A library is more than a collection of books... consider the Library of Alexandria circa 145 BCE...
"...the library comprised a Peripatos walk, gardens, a room for shared dining, a reading room, meeting rooms and lecture halls." (from Wikipedia entry)
Guess, what... scholars, whether they be 13 or 31 or 85, still need spaces to read, meet, discuss, collaborate and sit in quiet reflection. The modern view of the library as Information Commons, or even better Learning Commons, requires space and investment.
Over at Confessions of a Jesuit School CIO, +JD Ferries-Rowe has been discussing the redesign of classroom space in a 1:1 BYOT learning environment. Consider this the sister post - Redesign the Library. Taking ideas from Susan McMullen (US Academic Libraries: Today's Learning Commons Model) and Dr.

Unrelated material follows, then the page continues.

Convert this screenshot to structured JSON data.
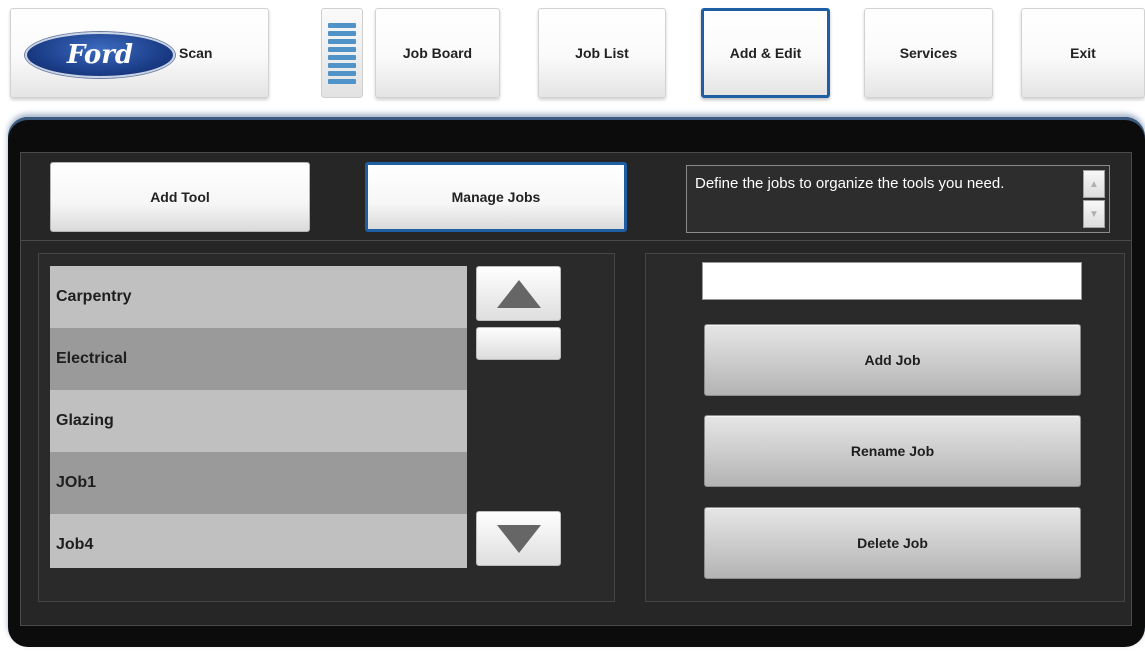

Paul Mihailidis (Media Literacy and the Learning Commons in the Digital Age) among others, design discussions revolve around the need for spaces to promote:
- and yes, Reading
- Reclaimed space in existing footprint (we have a rabbit warren of offices, storage and even a hallway to nowhere in the existing space that can be reclaimed for student learning).
- A welcome desk/reference desk at the main point of entry
- Flexible furniture including tables, ottomans, chairs, benches to promote collaboration
- Small conference style rooms for presentation design and practice, tutoring or collaboration requiring a little more noise (and therefore soundproofing)

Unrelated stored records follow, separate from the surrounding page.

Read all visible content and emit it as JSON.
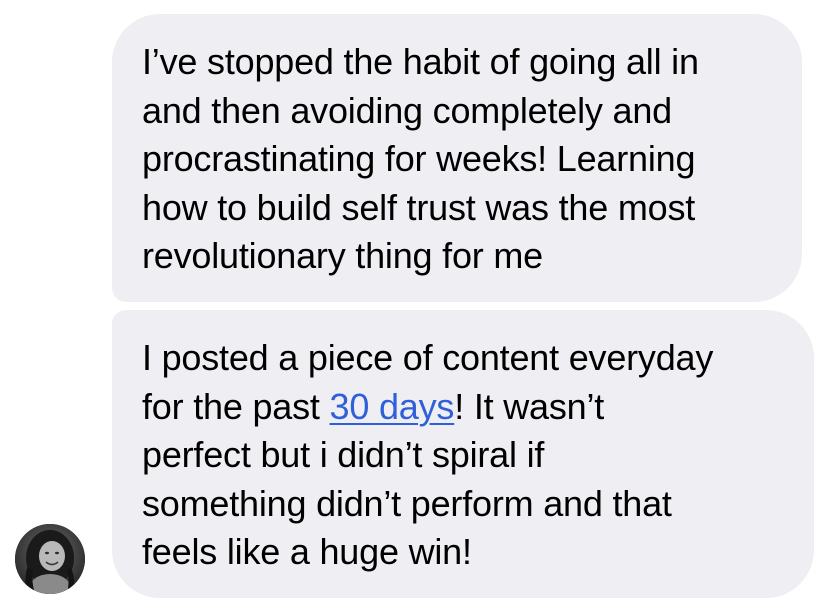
{
  "messages": [
    {
      "id": "msg-1",
      "lines": [
        "I’ve stopped the habit of going all in",
        "and then avoiding completely and",
        "procrastinating for weeks! Learning",
        "how to build self trust was the most",
        "revolutionary thing for me"
      ]
    },
    {
      "id": "msg-2",
      "line1": "I posted a piece of content everyday",
      "line2_before": "for the past ",
      "line2_link": "30 days",
      "line2_after": "! It wasn’t",
      "line3": "perfect but i didn’t spiral if",
      "line4": "something didn’t perform and that",
      "line5": "feels like a huge win!"
    }
  ],
  "colors": {
    "bubble_background": "#efeff3",
    "text": "#000000",
    "link": "#2f5fd9"
  },
  "icons": {
    "avatar": "sender-avatar"
  }
}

- Study carrels and single, soft seating
- Computer lab - with sliding glass wall to create teaching space when needed.
- IT and Library staff located together in the space for full information services.
- Taking a page from retail space design - louder, brighter attractive space at the front of the library. As the learner moves through the space the more reflective and quiet the space becomes (think Macy's... the flashy seasonal sale items up front and the soft, quiet bedding in the back).